Time Traveling: I Have No Mouth, and I Must Scream
Point and click adventure is dying as a genre, that’s the unfortunate truth. And I don’t know if we, the gamers, are killing it (by opting for more intense and fast paced genres and games) or point and click adventure game makers simply lost their inspiration… one thing is clear though – we won’t see too soon another game like the great I Have No Mouth and I Must Scream. And that’s sad. That can kill a genre. Or it’s just us who can?
Let’s start this time traveling session with a few details about the game. In ‘95 or ‘96 when I fist played the game I was most certainly too young to fully understand it as a whole (and probably too young compared to the intended audience), but this didn’t stop the game from being extremely impressive and quite thought-provoking. And it just can’t be otherwise, having in mind that you’re faced with all sorts of ethical dilemmas and a bunch of characters who suffer of insanity and paranoia and who were tortured and humiliated for over 100 years. Add to the mix a classic human vs machine subplot and lots of redeeming options, and you will get your game like no other.

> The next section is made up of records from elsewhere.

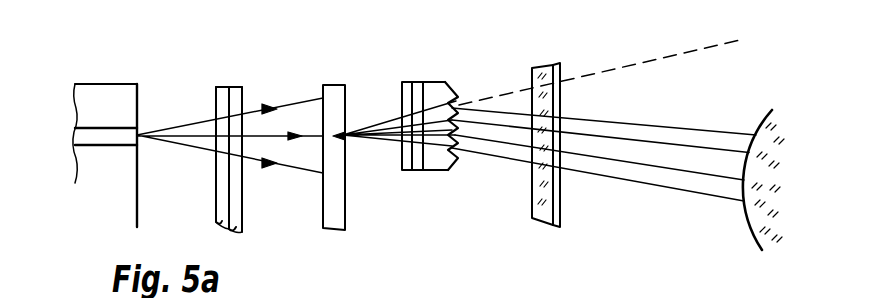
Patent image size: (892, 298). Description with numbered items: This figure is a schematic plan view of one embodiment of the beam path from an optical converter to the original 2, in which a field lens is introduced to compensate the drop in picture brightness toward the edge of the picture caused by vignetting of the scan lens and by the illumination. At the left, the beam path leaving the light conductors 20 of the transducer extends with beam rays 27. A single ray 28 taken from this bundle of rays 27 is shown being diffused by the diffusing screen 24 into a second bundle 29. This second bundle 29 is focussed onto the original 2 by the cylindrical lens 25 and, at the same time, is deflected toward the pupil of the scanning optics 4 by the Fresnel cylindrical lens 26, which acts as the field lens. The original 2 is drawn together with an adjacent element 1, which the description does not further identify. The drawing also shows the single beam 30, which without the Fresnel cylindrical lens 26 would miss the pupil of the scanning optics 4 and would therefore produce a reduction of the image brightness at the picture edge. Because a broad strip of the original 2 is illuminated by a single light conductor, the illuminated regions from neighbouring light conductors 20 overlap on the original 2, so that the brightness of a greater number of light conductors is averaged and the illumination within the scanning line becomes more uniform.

The etalon plate 1 is at (531, 72).
The original 2 is at (560, 70).
The scanning optics 4 is at (748, 220).
The light conductors 20 is at (100, 137).
The diffusing screen 24 is at (332, 92).
The cylindrical lens 25 is at (407, 88).
The Fresnel cylindrical lens 26 is at (435, 86).
The beam rays 27 is at (193, 142).
The single ray 28 is at (277, 135).
The second bundle 29 is at (387, 137).
The single beam 30 is at (608, 70).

A game that’s described as an adventure of “speared eyeballs and dripping guts and the smell of rotting gardenias.”
I Have No Mouth, and I Must Scream was not only dark, deep and metaphorical to the bone, it also seemed to touch all the problems of the human kind, from the past and the present, from sexuality to Nazism, from mental illnesses to humiliation and torture – everything to analyze the human nature at its core. Our job in the game? To turn things around and become humans again. Sounds easy? Well… just take a look around and you’ll see that it’s pretty damn hard. Then just get back to 95, give this game a go and you’ll realize that something like that might be coming. Maybe worse!

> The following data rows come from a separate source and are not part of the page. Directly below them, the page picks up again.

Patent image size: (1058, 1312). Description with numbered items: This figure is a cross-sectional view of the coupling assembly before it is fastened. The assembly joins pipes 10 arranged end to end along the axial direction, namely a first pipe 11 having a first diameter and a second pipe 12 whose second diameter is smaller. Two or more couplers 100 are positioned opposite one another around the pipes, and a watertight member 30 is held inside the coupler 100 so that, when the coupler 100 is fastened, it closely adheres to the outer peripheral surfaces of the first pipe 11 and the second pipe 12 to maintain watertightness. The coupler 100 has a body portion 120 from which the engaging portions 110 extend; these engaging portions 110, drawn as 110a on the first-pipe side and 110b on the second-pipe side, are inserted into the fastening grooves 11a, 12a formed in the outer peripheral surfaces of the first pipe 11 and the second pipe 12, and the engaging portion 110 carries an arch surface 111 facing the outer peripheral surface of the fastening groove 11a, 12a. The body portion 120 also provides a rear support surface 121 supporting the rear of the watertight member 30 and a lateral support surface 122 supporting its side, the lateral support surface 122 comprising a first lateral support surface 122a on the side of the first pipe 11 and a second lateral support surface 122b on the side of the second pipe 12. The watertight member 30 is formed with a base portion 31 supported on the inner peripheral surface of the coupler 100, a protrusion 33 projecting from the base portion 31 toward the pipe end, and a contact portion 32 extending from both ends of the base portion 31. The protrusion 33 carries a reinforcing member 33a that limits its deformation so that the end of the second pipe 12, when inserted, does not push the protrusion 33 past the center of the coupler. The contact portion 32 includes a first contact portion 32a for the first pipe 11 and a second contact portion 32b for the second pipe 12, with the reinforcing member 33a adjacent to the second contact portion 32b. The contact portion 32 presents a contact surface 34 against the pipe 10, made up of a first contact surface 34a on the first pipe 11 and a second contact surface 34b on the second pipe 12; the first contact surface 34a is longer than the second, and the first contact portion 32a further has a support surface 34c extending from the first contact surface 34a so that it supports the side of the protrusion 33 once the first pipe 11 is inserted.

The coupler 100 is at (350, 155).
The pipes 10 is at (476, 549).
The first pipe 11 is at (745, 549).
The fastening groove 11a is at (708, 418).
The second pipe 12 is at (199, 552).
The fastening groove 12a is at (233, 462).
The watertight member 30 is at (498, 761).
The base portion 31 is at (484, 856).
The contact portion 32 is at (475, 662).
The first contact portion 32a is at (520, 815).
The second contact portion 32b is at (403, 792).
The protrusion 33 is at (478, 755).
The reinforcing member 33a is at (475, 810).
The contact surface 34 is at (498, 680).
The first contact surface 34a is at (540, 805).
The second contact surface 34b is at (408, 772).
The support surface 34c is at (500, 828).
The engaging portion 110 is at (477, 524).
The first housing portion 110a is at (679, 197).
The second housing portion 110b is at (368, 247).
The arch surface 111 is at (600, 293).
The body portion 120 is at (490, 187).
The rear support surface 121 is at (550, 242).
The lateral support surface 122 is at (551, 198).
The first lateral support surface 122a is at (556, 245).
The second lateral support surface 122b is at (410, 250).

They don’t do similar games today. First of all, because nowadays a game like I Have No Mouth, and I Must Scream would be heavily censored if it were to hit the market, and that would ruin half of the fun. Second, because we are no longer that patient anymore: we don’t the time nor the will to try over and over again until we find the correct path to follow, the right object to use, the right thing to say in order to save our souls and save the human kind. No, today we would only shoot to save it – lightning-fast, with auto-aiming to consider ourselves even cooler and only because we get Trophies (or Achievements, or call them as you wish) instead. And finally, they don’t do such games since the gaming industry has to entertain – it’s not its job to pop up questions, to make us better human beings, to make us care, change things around and become better. The gaming industry has to entertain. Earn much. More. The most.

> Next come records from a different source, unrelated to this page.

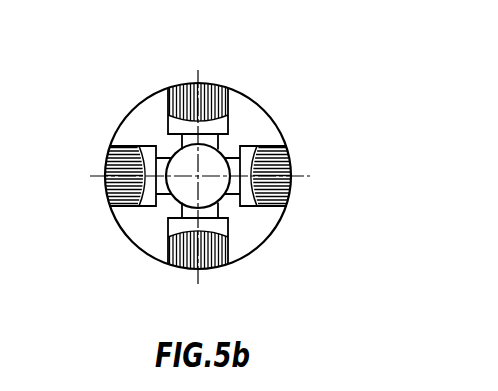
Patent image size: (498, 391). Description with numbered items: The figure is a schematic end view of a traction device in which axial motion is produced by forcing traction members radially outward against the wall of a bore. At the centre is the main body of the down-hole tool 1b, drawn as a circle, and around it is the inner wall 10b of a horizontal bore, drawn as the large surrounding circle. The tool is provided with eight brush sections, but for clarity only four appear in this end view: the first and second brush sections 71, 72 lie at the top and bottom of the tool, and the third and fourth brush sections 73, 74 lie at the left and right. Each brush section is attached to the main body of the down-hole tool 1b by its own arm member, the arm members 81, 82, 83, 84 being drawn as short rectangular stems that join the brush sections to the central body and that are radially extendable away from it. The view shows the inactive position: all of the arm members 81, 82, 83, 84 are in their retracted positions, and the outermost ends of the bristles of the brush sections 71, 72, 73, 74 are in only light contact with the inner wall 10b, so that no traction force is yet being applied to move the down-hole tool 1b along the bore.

The inner wall 10b is at (148, 98).
The first brush section 71 is at (236, 101).
The second brush section 72 is at (241, 240).
The third brush section 73 is at (94, 203).
The fourth brush section 74 is at (296, 153).
The arm member 81 is at (177, 142).
The arm member 82 is at (181, 210).
The arm member 83 is at (165, 195).
The arm member 84 is at (232, 155).
The down-hole tool 1b is at (236, 210).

“I Have No Mouth, and I Must Scream” is basically what point and click adventure gaming has become today – a dying entity, controlled by a superior, collective mind which is, unfortunately, as perverted and crazy as the entity itself. The genre can’t scream for help, we can’t and won’t do anything to help it. We will unlock a new weapon instead and yell “you’re gaaaaay!” in the headset. Because that’s what being cool means. We can scream.